An ideal one-stop Adventure Centre for the thrill seeker near Hazeyview:

  •  Zip-line: Admire views through an exhilarating zip-slide experience which takes you up to speeds of 100km’s per hour.
  •  Abseiling: The abseil rock provides remarkable sights of the Kruger National Park and Sabie River Valley towards God’s Window. It is approximately a 40 minute drive from the Adventure Centre.
  • Quad biking: Located along the Panorama route, trails are guided by professional guides and trails follow tracks through indigenous forests and blue gum plantations to spectacular waterfall view-points.
  • Water-tubing: Descend the Sabie River Gorge with a ‘gecko’ (white water tube that is oval shaped), through class 2 rapids. Half way down the river relish in leaping from an 8m waterfall.

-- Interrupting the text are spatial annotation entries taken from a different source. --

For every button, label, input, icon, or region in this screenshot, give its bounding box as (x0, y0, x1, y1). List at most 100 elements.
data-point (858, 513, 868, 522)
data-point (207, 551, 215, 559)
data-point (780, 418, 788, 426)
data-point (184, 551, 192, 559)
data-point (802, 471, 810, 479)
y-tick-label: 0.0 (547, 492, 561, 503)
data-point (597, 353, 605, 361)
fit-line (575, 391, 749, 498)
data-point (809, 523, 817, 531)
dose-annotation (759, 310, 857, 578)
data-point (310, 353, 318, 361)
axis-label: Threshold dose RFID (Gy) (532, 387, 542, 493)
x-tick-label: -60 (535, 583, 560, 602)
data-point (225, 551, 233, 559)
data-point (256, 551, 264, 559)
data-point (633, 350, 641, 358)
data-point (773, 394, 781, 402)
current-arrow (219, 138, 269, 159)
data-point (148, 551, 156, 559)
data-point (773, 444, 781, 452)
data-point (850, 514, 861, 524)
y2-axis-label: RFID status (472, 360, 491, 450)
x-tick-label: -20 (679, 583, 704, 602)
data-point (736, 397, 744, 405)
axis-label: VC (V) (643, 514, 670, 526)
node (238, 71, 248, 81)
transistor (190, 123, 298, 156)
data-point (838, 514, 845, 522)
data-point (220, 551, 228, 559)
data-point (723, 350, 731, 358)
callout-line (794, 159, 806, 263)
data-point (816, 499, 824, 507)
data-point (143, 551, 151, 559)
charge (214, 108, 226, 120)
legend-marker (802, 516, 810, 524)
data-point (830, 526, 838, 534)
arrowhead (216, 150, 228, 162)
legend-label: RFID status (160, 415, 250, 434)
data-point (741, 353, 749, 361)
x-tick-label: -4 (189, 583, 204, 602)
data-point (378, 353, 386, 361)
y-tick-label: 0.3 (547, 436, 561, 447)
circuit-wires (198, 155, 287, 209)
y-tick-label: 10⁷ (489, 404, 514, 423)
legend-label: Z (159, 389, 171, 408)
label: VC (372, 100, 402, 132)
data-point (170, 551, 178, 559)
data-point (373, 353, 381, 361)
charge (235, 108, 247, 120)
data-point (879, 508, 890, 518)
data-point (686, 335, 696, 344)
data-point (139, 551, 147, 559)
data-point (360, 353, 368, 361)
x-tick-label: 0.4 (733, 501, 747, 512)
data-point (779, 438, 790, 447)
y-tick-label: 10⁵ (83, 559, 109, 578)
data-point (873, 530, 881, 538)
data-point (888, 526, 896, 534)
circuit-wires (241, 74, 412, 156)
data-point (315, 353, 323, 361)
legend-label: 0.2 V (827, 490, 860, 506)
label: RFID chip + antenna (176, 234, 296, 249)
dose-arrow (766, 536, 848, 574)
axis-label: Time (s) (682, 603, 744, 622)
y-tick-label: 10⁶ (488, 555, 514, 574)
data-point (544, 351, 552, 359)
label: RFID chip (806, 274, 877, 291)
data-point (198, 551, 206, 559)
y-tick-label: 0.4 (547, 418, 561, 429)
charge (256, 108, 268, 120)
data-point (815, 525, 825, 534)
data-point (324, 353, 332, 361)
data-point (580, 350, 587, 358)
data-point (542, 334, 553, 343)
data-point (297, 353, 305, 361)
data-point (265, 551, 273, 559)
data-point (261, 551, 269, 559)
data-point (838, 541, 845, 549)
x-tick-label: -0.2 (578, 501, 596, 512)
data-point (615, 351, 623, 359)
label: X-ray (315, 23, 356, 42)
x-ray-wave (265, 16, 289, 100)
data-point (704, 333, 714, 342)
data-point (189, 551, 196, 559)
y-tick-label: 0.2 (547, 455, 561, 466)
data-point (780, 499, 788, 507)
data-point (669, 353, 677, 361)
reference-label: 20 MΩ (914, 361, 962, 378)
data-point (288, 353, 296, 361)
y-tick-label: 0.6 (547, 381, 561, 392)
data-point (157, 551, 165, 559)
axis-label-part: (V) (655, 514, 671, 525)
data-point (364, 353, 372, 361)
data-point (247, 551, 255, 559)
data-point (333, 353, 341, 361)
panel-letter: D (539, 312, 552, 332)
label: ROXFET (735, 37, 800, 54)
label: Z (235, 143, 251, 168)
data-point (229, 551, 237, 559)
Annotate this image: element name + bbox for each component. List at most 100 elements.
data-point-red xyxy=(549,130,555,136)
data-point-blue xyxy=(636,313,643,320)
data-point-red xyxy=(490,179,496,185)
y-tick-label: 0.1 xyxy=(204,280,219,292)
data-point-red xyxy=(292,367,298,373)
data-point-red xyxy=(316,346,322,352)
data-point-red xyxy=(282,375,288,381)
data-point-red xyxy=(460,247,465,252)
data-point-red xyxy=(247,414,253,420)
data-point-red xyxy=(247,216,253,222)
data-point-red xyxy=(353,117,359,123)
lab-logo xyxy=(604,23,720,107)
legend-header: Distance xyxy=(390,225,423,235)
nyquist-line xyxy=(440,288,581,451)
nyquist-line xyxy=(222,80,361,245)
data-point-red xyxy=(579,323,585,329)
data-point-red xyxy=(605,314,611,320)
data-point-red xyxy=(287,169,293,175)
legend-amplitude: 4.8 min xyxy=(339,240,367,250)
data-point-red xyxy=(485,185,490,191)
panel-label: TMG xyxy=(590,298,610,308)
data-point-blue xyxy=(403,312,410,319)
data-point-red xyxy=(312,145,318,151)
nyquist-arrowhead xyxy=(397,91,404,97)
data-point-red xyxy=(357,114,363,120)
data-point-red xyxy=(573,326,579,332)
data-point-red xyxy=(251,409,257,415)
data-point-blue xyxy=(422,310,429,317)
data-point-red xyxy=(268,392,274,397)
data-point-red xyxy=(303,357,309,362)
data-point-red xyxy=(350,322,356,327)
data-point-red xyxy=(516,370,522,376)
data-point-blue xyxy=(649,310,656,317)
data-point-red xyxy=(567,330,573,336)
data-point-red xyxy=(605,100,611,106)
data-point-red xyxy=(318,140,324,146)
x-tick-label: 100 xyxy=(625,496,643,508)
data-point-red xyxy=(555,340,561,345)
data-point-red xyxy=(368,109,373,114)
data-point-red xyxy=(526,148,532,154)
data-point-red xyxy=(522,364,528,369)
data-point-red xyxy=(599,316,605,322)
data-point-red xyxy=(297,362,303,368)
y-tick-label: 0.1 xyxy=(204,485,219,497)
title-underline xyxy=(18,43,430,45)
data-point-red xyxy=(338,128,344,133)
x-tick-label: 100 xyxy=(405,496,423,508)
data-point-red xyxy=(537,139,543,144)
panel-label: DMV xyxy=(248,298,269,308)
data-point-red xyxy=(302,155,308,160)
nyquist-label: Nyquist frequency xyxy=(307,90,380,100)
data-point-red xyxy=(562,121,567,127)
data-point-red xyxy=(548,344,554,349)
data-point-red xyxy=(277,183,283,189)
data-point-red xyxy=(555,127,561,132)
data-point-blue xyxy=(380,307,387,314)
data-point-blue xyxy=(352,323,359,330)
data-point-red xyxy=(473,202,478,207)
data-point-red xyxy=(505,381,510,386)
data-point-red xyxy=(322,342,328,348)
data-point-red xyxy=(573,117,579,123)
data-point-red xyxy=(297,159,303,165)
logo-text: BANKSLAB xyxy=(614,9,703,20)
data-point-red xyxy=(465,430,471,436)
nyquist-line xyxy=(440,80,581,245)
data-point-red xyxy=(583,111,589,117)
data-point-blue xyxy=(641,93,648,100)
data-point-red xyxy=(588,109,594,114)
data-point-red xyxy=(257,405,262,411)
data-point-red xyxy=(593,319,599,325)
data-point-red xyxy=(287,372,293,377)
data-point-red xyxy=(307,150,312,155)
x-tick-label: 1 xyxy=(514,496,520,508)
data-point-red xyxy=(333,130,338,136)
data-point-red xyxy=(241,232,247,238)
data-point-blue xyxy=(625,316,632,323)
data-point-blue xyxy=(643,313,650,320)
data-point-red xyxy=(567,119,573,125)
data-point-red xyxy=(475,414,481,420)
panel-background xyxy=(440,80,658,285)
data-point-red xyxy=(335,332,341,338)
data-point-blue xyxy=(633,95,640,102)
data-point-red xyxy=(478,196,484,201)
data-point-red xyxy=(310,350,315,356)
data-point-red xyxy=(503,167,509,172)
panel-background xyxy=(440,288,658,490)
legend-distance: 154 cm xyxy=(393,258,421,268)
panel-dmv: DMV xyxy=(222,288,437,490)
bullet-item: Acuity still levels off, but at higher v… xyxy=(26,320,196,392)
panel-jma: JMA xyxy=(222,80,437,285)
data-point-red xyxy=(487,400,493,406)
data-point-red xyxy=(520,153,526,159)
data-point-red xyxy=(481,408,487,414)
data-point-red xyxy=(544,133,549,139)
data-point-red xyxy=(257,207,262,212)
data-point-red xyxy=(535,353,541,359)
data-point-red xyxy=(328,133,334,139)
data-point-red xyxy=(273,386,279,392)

Wild Horses of Kaapschehoop

With its lingering atmosphere of gold-rush days gone, the drive to Kaapschehoop is indisputably unforgettable. It is home to the only wild herds of horses in South Africa. These herds vary between 8-12 horses and are remnants of the British troops that were stationed at Kaapschehoop during the South African War. There are various trails available through teeming woods of eucalyptus and pine trees starting from 1 hour to 3 day wilderness trails, and experience is not a pre-requisite.


Adam’s Calendar

Adam’s Calendar, was discovered in 2003 by fire-fighting pilot, Johan Heine. Studies have placed this man-made structure as being at least 75 000 years old, which predates all other similar structures. The tours through Adam’s Calendar in Kaapsehoop masterfully illustrate the lives of its ancient inhabitants to the visitor. It yields many interesting facts and observations, and the opportunity to view one of the fallen monoliths shaped like the Egyptian Horus hawk head.


Labelled “The lake district of South Africa”, it spans 270 lakes in a 20km radius of the quaint village. Chrissiesmere has a knowledgeable water bird guide who conducts water bird tours during the birding season. A haven for bird-lovers it is rare that all three of South Africa’s crane species birds are found here: Blue Crane; Wattled Crane; and Grey Crowned Crane.